Big Issue Vendor

The way we determine poverty needs an urgent shake-up, report finds

The Social Metrics Commission says new poverty measures need to take account of all available assets, such as savings, instead of just a family’s income
Man in Portobello Road reading a poster on a shop grid describing the wealth divide in London, ironic as parts of Portobello Road a relatively poor and are very close to Notting Hill which is the exact opposite

Inescapable living costs compounded by childcare, housing and disabilities have been slammed by policy development charity the Social Metrics Commission (SMC), which this week published a report advising poverty measures in Britain need to be urgently adjusted.

The group also advised that the new measures take account of all available assets, such as savings, instead of just a family’s income.

In a new report, SMC set out findings intended to shape the development of policy to tackle UK poverty.

The UK government does not currently have an official way of measuring poverty after the Conservative government abolished the existing child poverty indicator in 2015 (though it was retained in Wales, Scotland and Northern Ireland). It compared family incomes to those in the rest of the country as well as to salaries from earlier in the decade.

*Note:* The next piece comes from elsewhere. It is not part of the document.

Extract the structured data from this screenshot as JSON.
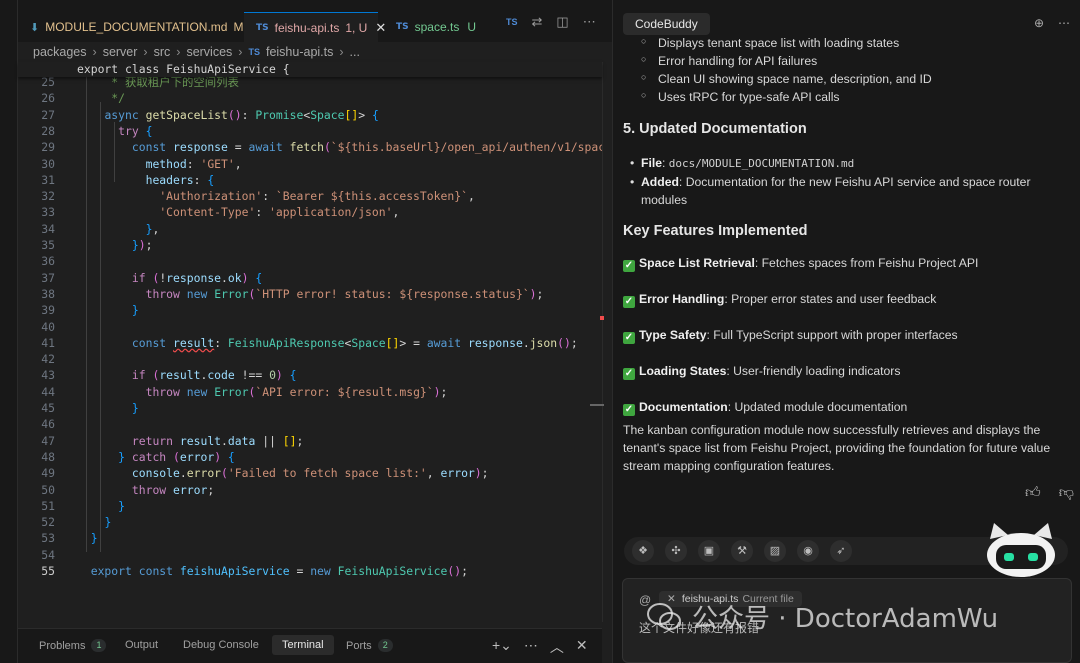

The SMC says the lack of best practice guidelines renders policymakers and politicians “less able to track progress” making them “more difficult to hold them to account for effectively tackling the causes of poverty”.

Almost three quarters of people whose families don’t work were found to be living in poverty, while that figure was nine per cent for families featuring adults working full-time.

The study, which was conducted over two and a half years, paints a more detailed picture of people’s housing circumstances, with particular consideration given to homelessness and overcrowding (which were not included in the formerly standard poverty indicator). It was also found that fewer people in pension-age families are in poverty than previously thought.

It is hoped that the research will position the measure of poverty “within a wider measurement framework” which should promote greater understanding about the nature of hardship in the UK.

The findings showed that previous measures misrepresented the lived experiences of families near the poverty line when economic shock impacted the economy.

A UK government spokesperson said: “Measuring poverty is complex, and this report offers further insight into that complexity and the additional measures that can be taken into consideration.

“This government is committed to making a positive difference to the outcomes for poor and disadvantaged families and children.

The study showed that 2.5 million people in the UK are less than 10 per cent above the poverty line, meaning they are vulnerable to small changes in circumstances which could shake the economy or knock them below that line.

Sam Royston, director of policy and research at The Children’s Society, said: “It is extremely worrying that nearly a third of children – around 4.5m – are living in poverty according to this proposed new measure.

“This important report rightly suggests that inescapable costs like childcare, housing and support for children with a disability should be taken into account when measuring poverty.”